Projet de loi Industrie verte : les intercommunalités livrent leurs préconisations
Dans un document détaillé remis au ministre de l'Économie, Intercommunalités de France entre de plain-pied dans la préparation du projet de loi Industrie verte attendu au début de l'été. Alors que le texte doit accélérer la réindustrialisation du pays sur une base décarbonée, l'association estime que les intercommunalités, comme les régions, sont les mieux placées pour appréhender l'ensemble des enjeux, notamment en matière de ressources naturelles et de foncier mobilisés. Elle invite donc à inscrire dans la loi un principe de contractualisation État-collectivités, qui faisait défaut dans le plan France 2030.

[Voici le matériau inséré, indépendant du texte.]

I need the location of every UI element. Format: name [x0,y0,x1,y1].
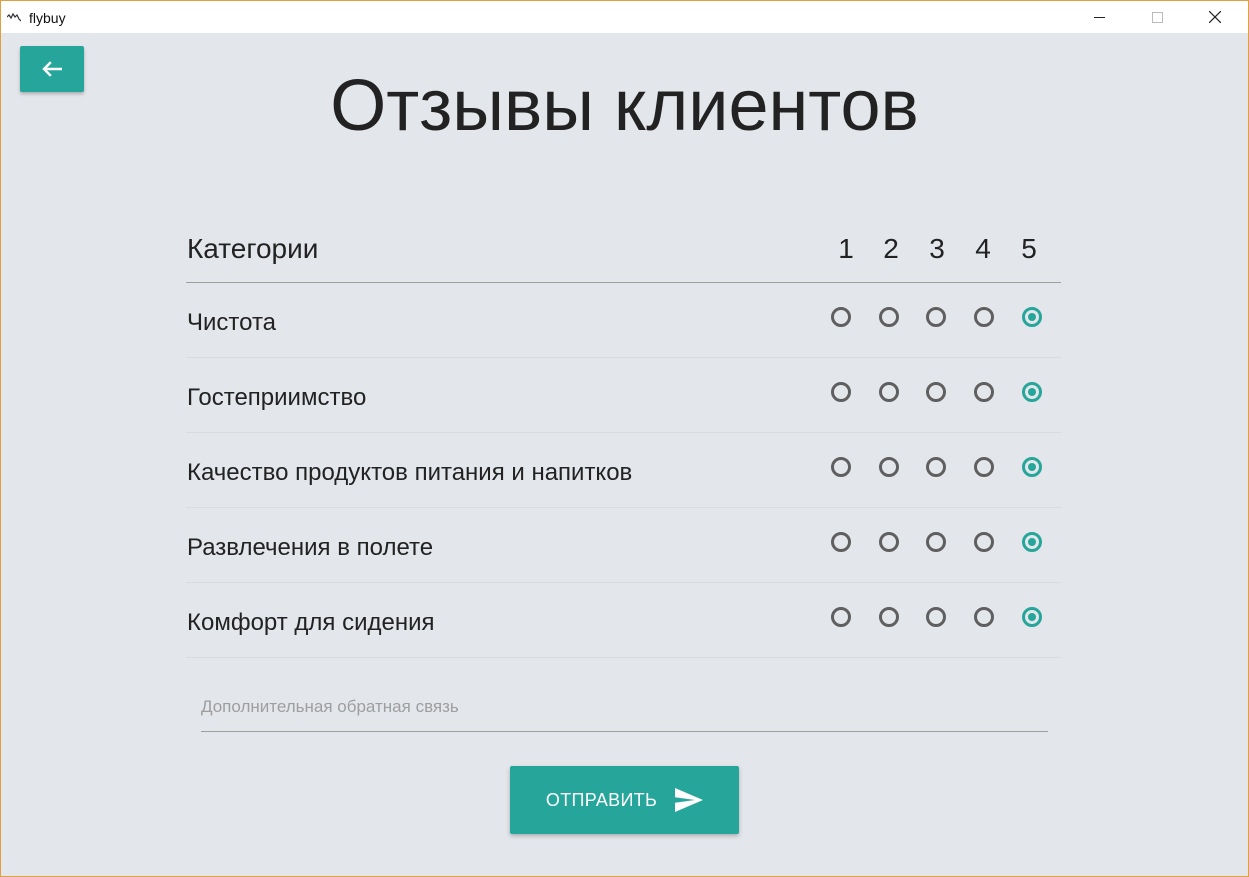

Sans doute la mise au second plan des collectivités dans le déploiement du plan France 2030 a-t-elle servi de leçon. Le président d’Intercommunalités de France, Sébastien Martin, a présenté à Bruno Le Maire, mercredi 1er mars, un document détaillé, avec 20 propositions, en vue du futur projet de loi sur l’industrie verte qui doit être présenté avant l’été au Parlement. Ce chantier avait été confié par le ministre, début janvier, lors de ses vœux, au président de la commission des affaires économiques de l’Assemblée nationale, le député Guillaume Kasbarian (Eure-et-Loir, Renaissance). Ce dernier est à l’origine du dispositif des "sites clés en main", visant à accélérer les délais d’installation pour les industriels. L’un des points faibles de la France, souvent décrié par les investisseurs étrangers. Or le monde se livre aujourd’hui à une véritable course contre la montre sur l’industrie verte, surtout depuis que les États-Unis ont brandi leur Inflation Reduction Act (IRA), assorti de subventions massives. Or si la France reste une terre attractive pour les investissements étrangers, elle peine souvent à attirer de gros projets (voir notre article du 27 février 2023).

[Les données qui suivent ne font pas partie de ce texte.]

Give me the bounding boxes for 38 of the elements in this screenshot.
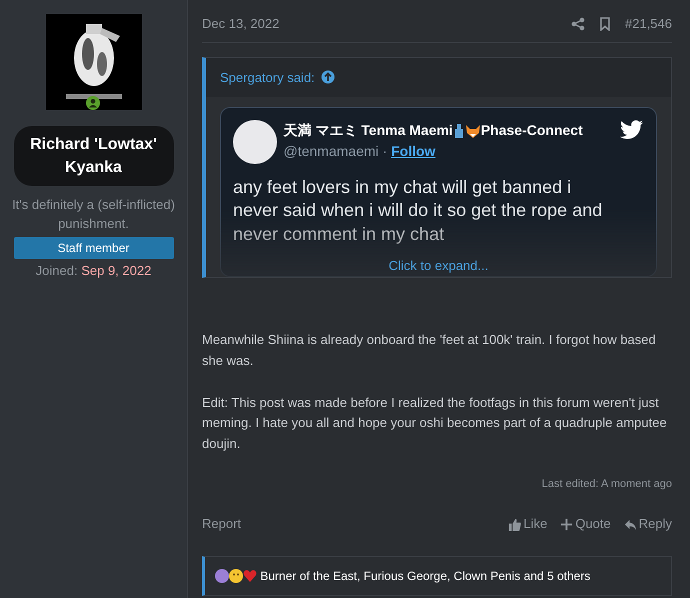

Du foncier, "en quantité et surtout en qualité suffisante"
Le député devrait être sensible à l’argument des intercommunalités selon lequel la première difficulté pour réussir la réindustrialisation sur une base écologique sera de trouver du foncier disponible, "en quantité et surtout en qualité suffisante". "En 2022, 70% des intercommunalités refusent des implantations ou font face à des départs d’entreprises faute de foncier économique disponible", souligne l’association. Elle propose de "massifier" ce dispositif pour le transformer en "parcours de montée en disponibilité et en gamme des sites". Il pourrait s’accompagner d’une offre d’ingénierie, provenant des régions, de Business France ou de la délégation des territoires d’industrie, et d’un renforcement des aides aux collectivités destinées à l’étude, la réhabilitation et l’aménagement du foncier productif. Au-delà de la raréfaction du foncier, qui devrait s’accentuer avec le ZAN (zéro artificialisation nette), c’est la qualité du foncier qui pose question, alors que nombre de zones d’activité économique ne répondent plus aux besoins actuels. Intercommunalités de France invite à une véritable montée en gamme misant à la fois sur la haute qualité environnementale, le niveau de compétences, les services et équipements partagés… L’association suggère "à très long terme", la création d’un "Bauhaus des sites industriels". Elle demande aussi "la sanctuarisation" de grands sites industriels de plus de 100 hectares dérogeant à l’objectif du ZAN, afin de constituer une dizaine de réserves foncières de grande envergure, immédiatement disponibles.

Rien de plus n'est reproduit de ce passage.